The Zero Copy Shared memory does save CPU/GPU data transfer time, but the programs that use that memory become more cpu intensive, and a lot of cpu intensive.

Is this normal? If not, how can I fix or optimize it.

void preprocess2gpu(const cv::Mat& srcImg, float* dstData, const int dstHeight, const int dstWidth, const cudaStream_t& preprocess_s)
{
    int srcHeight = srcImg.rows;
    int srcWidth = srcImg.cols;
    int srcElements = srcHeight * srcWidth * 3;
    int dstElements = dstHeight * dstWidth * 3;


    cudaStreamAttachMemAsync(preprocess_s, srcDevData, 0, cudaMemAttachHost);
    memcpy(srcDevData,srcImg.data,sizeof(uchar) * srcElements);
    cudaStreamAttachMemAsync(preprocess_s, srcDevData, 0, cudaMemAttachGlobal);

    // cudaMemcpy(srcDevData, srcImg.data, sizeof(uchar) * srcElements, cudaMemcpyHostToDevice);

    // calculate width and height after resize
    int w, h, x, y;
    float r_w = dstWidth / (srcWidth * 1.0);
    float r_h = dstHeight / (srcHeight * 1.0);
    if (r_h > r_w) {
        w = dstWidth;
        h = r_w * srcHeight;
        x = 0;
        y = (dstHeight - h) / 2;
    }
    else {
        w = r_h * srcWidth;
        h = dstHeight;
        x = (dstWidth - w) / 2;
        y = 0;
    }

    dim3 blockSize(32, 32);
    dim3 gridSize((dstWidth + blockSize.x - 1) / blockSize.x, (dstHeight + blockSize.y - 1) / blockSize.y);

    // letterbox and resize
    letterboxNorm<<<gridSize, blockSize, 0, preprocess_s>>>(srcDevData, srcHeight, srcWidth, midDevData, dstHeight, dstWidth, h, w, y, x);
    process<<<gridSize, blockSize>>>(midDevData, dstData, dstHeight, dstWidth);

    cudaStreamSynchronize(preprocess_s);
}

environment info:
TensorRT 8.5.2.2
cudnn 8.6.0.166
CUDA 11.4
ubuntu 20.04
jetson Xavier NX
ai mode: yolov8n-pose.engine

Hi,

It looks like you are using unified memory instead of zero-copy memory.

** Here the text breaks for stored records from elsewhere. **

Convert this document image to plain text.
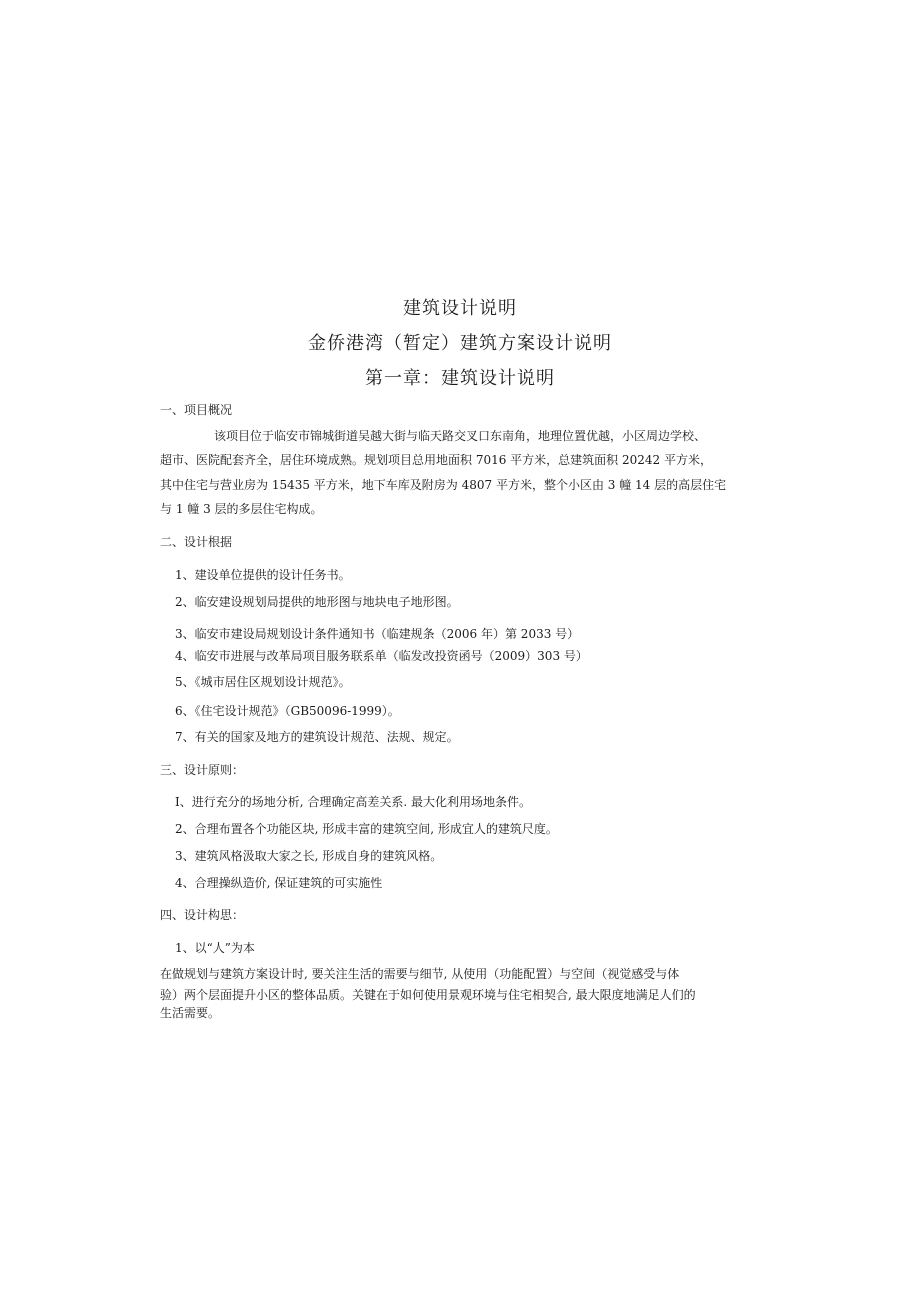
建筑设计说明
金侨港湾（暂定）建筑方案设计说明
第一章：建筑设计说明
一、项目概况
该项目位于临安市锦城街道吴越大街与临天路交叉口东南角，地理位置优越，小区周边学校、
超市、医院配套齐全，居住环境成熟。规划项目总用地面积 7016 平方米，总建筑面积 20242 平方米，
其中住宅与营业房为 15435 平方米，地下车库及附房为 4807 平方米，整个小区由 3 幢 14 层的高层住宅
与 1 幢 3 层的多层住宅构成。
二、设计根据
1、建设单位提供的设计任务书。
2、临安建设规划局提供的地形图与地块电子地形图。
3、临安市建设局规划设计条件通知书（临建规条（2006 年）第 2033 号）
4、临安市进展与改革局项目服务联系单（临发改投资函号（2009）303 号）
5、《城市居住区规划设计规范》。
6、《住宅设计规范》（GB50096-1999）。
7、有关的国家及地方的建筑设计规范、法规、规定。
三、设计原则：
I、进行充分的场地分析, 合理确定高差关系. 最大化利用场地条件。
2、合理布置各个功能区块, 形成丰富的建筑空间, 形成宜人的建筑尺度。
3、建筑风格汲取大家之长, 形成自身的建筑风格。
4、合理操纵造价, 保证建筑的可实施性
四、设计构思：
1、以“人”为本
在做规划与建筑方案设计时, 要关注生活的需要与细节, 从使用（功能配置）与空间（视觉感受与体
验）两个层面提升小区的整体品质。关键在于如何使用景观环境与住宅相契合, 最大限度地满足人们的
生活需要。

Could you share more info about your use case?
Do you mean the whole preprocess2gpu function consumes more CPU resources?

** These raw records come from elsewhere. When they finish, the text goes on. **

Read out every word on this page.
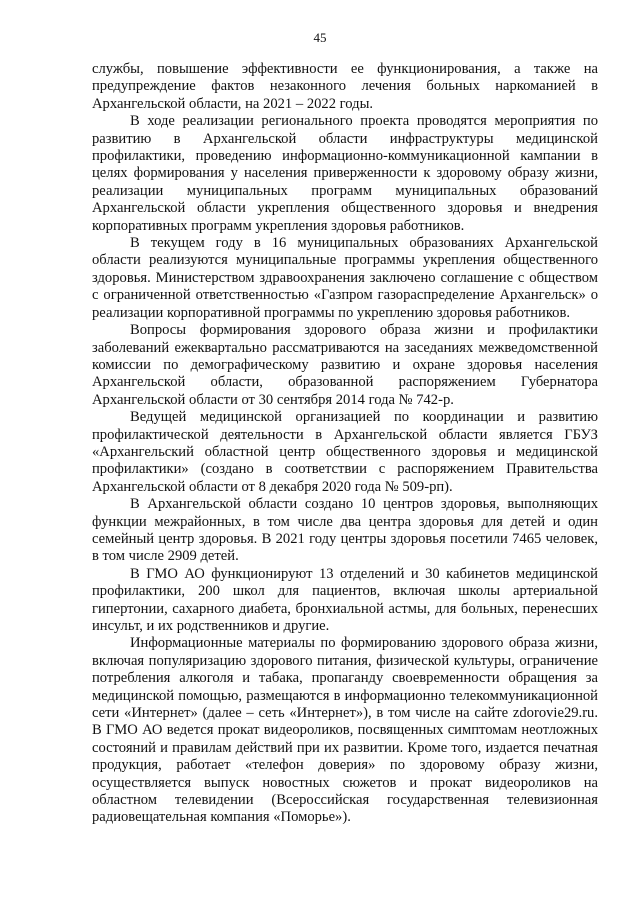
45

службы, повышение эффективности ее функционирования, а также на предупреждение фактов незаконного лечения больных наркоманией в Архангельской области, на 2021 – 2022 годы.

В ходе реализации регионального проекта проводятся мероприятия по развитию в Архангельской области инфраструктуры медицинской профилактики, проведению информационно-коммуникационной кампании в целях формирования у населения приверженности к здоровому образу жизни, реализации муниципальных программ муниципальных образований Архангельской области укрепления общественного здоровья и внедрения корпоративных программ укрепления здоровья работников.

В текущем году в 16 муниципальных образованиях Архангельской области реализуются муниципальные программы укрепления общественного здоровья. Министерством здравоохранения заключено соглашение с обществом с ограниченной ответственностью «Газпром газораспределение Архангельск» о реализации корпоративной программы по укреплению здоровья работников.

Вопросы формирования здорового образа жизни и профилактики заболеваний ежеквартально рассматриваются на заседаниях межведомственной комиссии по демографическому развитию и охране здоровья населения Архангельской области, образованной распоряжением Губернатора Архангельской области от 30 сентября 2014 года № 742-р.

Ведущей медицинской организацией по координации и развитию профилактической деятельности в Архангельской области является ГБУЗ «Архангельский областной центр общественного здоровья и медицинской профилактики» (создано в соответствии с распоряжением Правительства Архангельской области от 8 декабря 2020 года № 509-рп).

В Архангельской области создано 10 центров здоровья, выполняющих функции межрайонных, в том числе два центра здоровья для детей и один семейный центр здоровья. В 2021 году центры здоровья посетили 7465 человек, в том числе 2909 детей.

В ГМО АО функционируют 13 отделений и 30 кабинетов медицинской профилактики, 200 школ для пациентов, включая школы артериальной гипертонии, сахарного диабета, бронхиальной астмы, для больных, перенесших инсульт, и их родственников и другие.

Информационные материалы по формированию здорового образа жизни, включая популяризацию здорового питания, физической культуры, ограничение потребления алкоголя и табака, пропаганду своевременности обращения за медицинской помощью, размещаются в информационно телекоммуникационной сети «Интернет» (далее – сеть «Интернет»), в том числе на сайте zdorovie29.ru. В ГМО АО ведется прокат видеороликов, посвященных симптомам неотложных состояний и правилам действий при их развитии. Кроме того, издается печатная продукция, работает «телефон доверия» по здоровому образу жизни, осуществляется выпуск новостных сюжетов и прокат видеороликов на областном телевидении (Всероссийская государственная телевизионная радиовещательная компания «Поморье»).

Could you share the ratio of CPU/GPU with/without using unified memory?
Thanks.

Yes, the preprocess2gpu function consumes more cpu resources.

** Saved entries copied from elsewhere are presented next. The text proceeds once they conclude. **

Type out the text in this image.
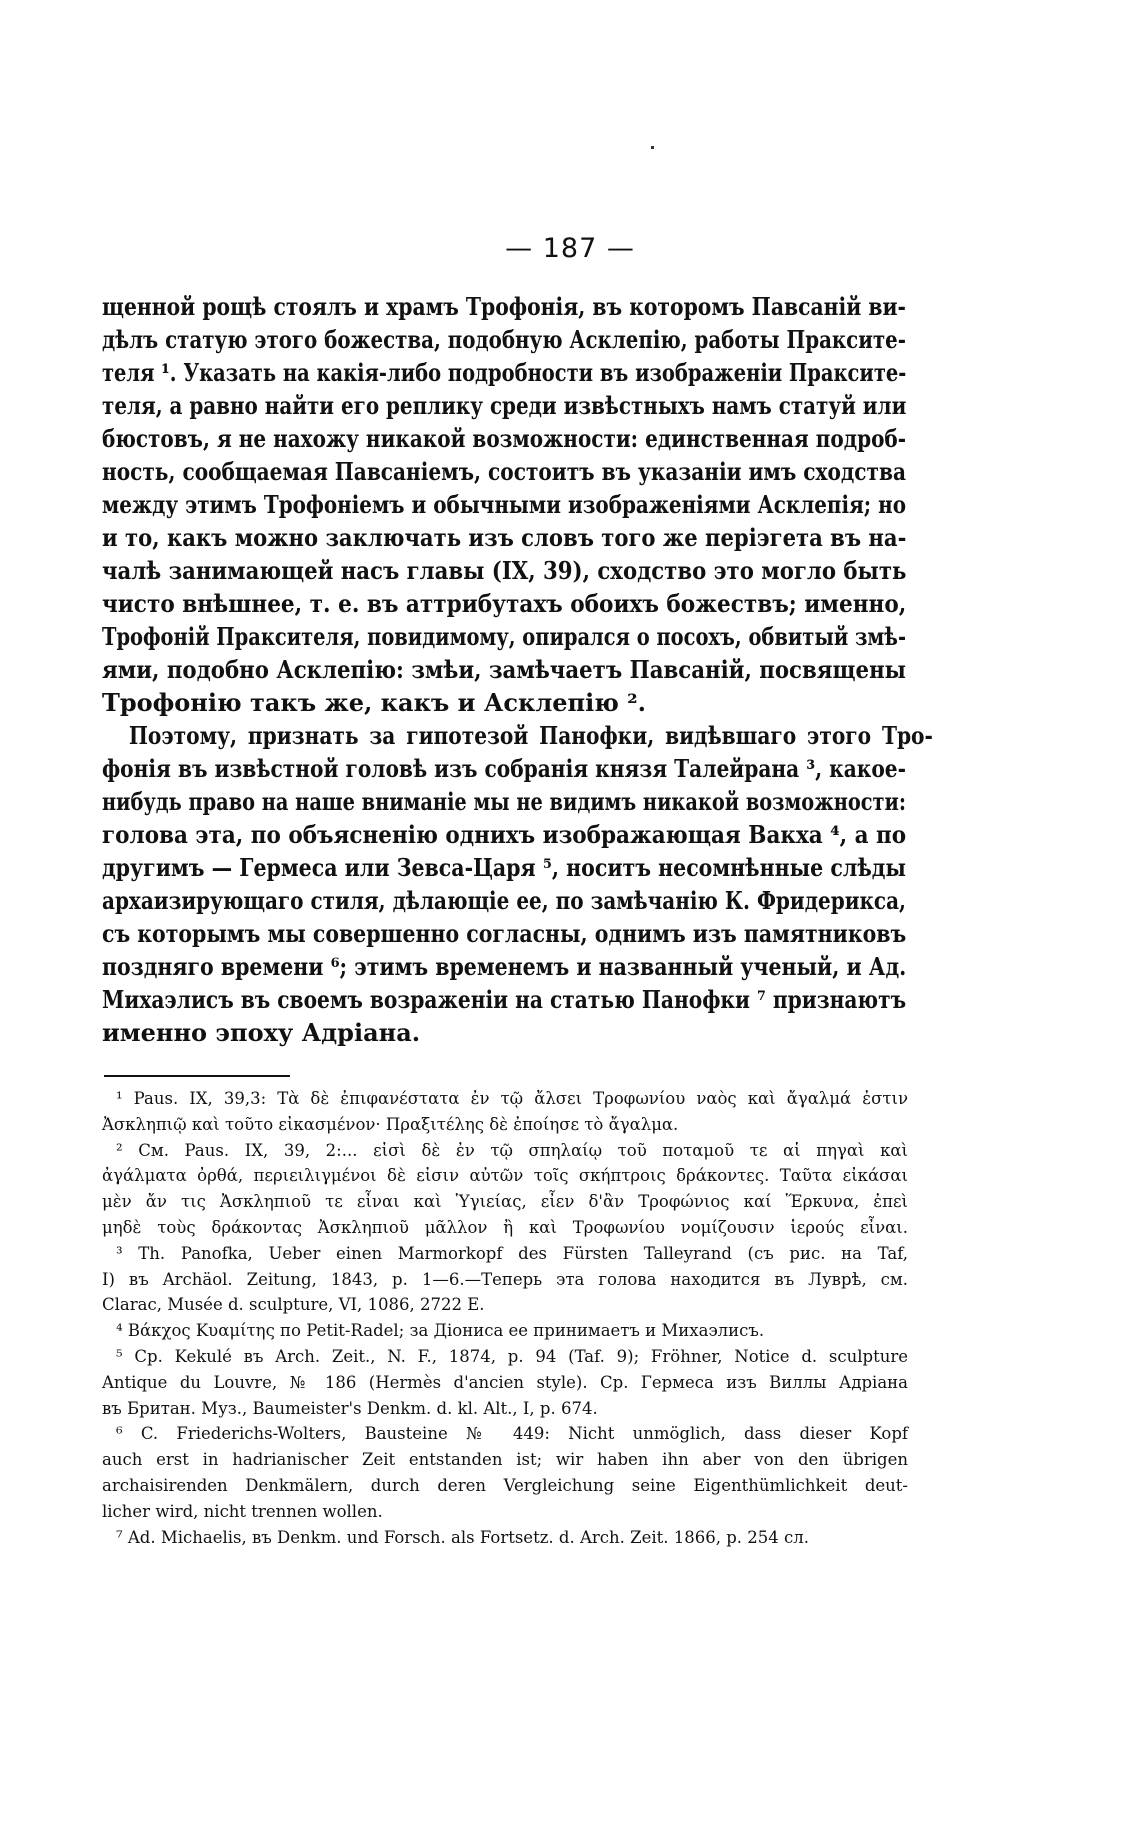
— 187 —
щенной рощѣ стоялъ и храмъ Трофонія, въ которомъ Павсаній ви-
дѣлъ статую этого божества, подобную Асклепію, работы Праксите-
теля ¹. Указать на какія-либо подробности въ изображеніи Праксите-
теля, а равно найти его реплику среди извѣстныхъ намъ статуй или
бюстовъ, я не нахожу никакой возможности: единственная подроб-
ность, сообщаемая Павсаніемъ, состоитъ въ указаніи имъ сходства
между этимъ Трофоніемъ и обычными изображеніями Асклепія; но
и то, какъ можно заключать изъ словъ того же періэгета въ на-
чалѣ занимающей насъ главы (IX, 39), сходство это могло быть
чисто внѣшнее, т. е. въ аттрибутахъ обоихъ божествъ; именно,
Трофоній Праксителя, повидимому, опирался о посохъ, обвитый змѣ-
ями, подобно Асклепію: змѣи, замѣчаетъ Павсаній, посвящены
Трофонію такъ же, какъ и Асклепію ².
Поэтому, признать за гипотезой Панофки, видѣвшаго этого Тро-
фонія въ извѣстной головѣ изъ собранія князя Талейрана ³, какое-
нибудь право на наше вниманіе мы не видимъ никакой возможности:
голова эта, по объясненію однихъ изображающая Вакха ⁴, а по
другимъ — Гермеса или Зевса-Царя ⁵, носитъ несомнѣнные слѣды
архаизирующаго стиля, дѣлающіе ее, по замѣчанію К. Фридерикса,
съ которымъ мы совершенно согласны, однимъ изъ памятниковъ
поздняго времени ⁶; этимъ временемъ и названный ученый, и Ад.
Михаэлисъ въ своемъ возраженіи на статью Панофки ⁷ признаютъ
именно эпоху Адріана.
¹ Paus. IX, 39,3: Τὰ δὲ ἐπιφανέστατα ἐν τῷ ἄλσει Τροφωνίου ναὸς καὶ ἄγαλμά ἐστιν
Ἀσκληπιῷ καὶ τοῦτο εἰκασμένον· Πραξιτέλης δὲ ἐποίησε τὸ ἄγαλμα.
² См. Paus. IX, 39, 2:... εἰσὶ δὲ ἐν τῷ σπηλαίῳ τοῦ ποταμοῦ τε αἱ πηγαὶ καὶ
ἀγάλματα ὀρθά, περιειλιγμένοι δὲ εἰσιν αὐτῶν τοῖς σκήπτροις δράκοντες. Ταῦτα εἰκάσαι
μὲν ἄν τις Ἀσκληπιοῦ τε εἶναι καὶ Ὑγιείας, εἶεν δ'ἂν Τροφώνιος καί Ἕρκυνα, ἐπεὶ
μηδὲ τοὺς δράκοντας Ἀσκληπιοῦ μᾶλλον ἢ καὶ Τροφωνίου νομίζουσιν ἱερούς εἶναι.
³ Th. Panofka, Ueber einen Marmorkopf des Fürsten Talleyrand (съ рис. на Taf,
I) въ Archäol. Zeitung, 1843, p. 1—6.—Теперь эта голова находится въ Луврѣ, см.
Clarac, Musée d. sculpture, VI, 1086, 2722 E.
⁴ Βάκχος Κυαμίτης по Petit-Radel; за Діониса ее принимаетъ и Михаэлисъ.
⁵ Ср. Kekulé въ Arch. Zeit., N. F., 1874, p. 94 (Taf. 9); Fröhner, Notice d. sculpture
Antique du Louvre, № 186 (Hermès d'ancien style). Ср. Гермеса изъ Виллы Адріана
въ Британ. Муз., Baumeister's Denkm. d. kl. Alt., I, p. 674.
⁶ C. Friederichs-Wolters, Bausteine № 449: Nicht unmöglich, dass dieser Kopf
auch erst in hadrianischer Zeit entstanden ist; wir haben ihn aber von den übrigen
archaisirenden Denkmälern, durch deren Vergleichung seine Eigenthümlichkeit deut-
licher wird, nicht trennen wollen.
⁷ Ad. Michaelis, въ Denkm. und Forsch. als Fortsetz. d. Arch. Zeit. 1866, p. 254 сл.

with unified memory : use cpu 42.5%

without unified memory : use cpu 13.6%

Hi,

Does this issue duplicate to the topic 318083, which relates to the CPU resources?

If yes, recommend using that topic so the information won’t scatter between to tickets.

Thanks.

This is not the same question as the topic 318083. the topic 318083 does not use unified memory. You can focus on the topic 318083 first. Thanks.

Hi,

Unified memory is accomplished by two copies of memory: one on the CPU and the other on the GPU.

Although the underlying synchronization is done via the GPU driver, it can induce some overhead (copy) depending on the memory access pattern.

Thanks.

This topic was automatically closed 14 days after the last reply. New replies are no longer allowed.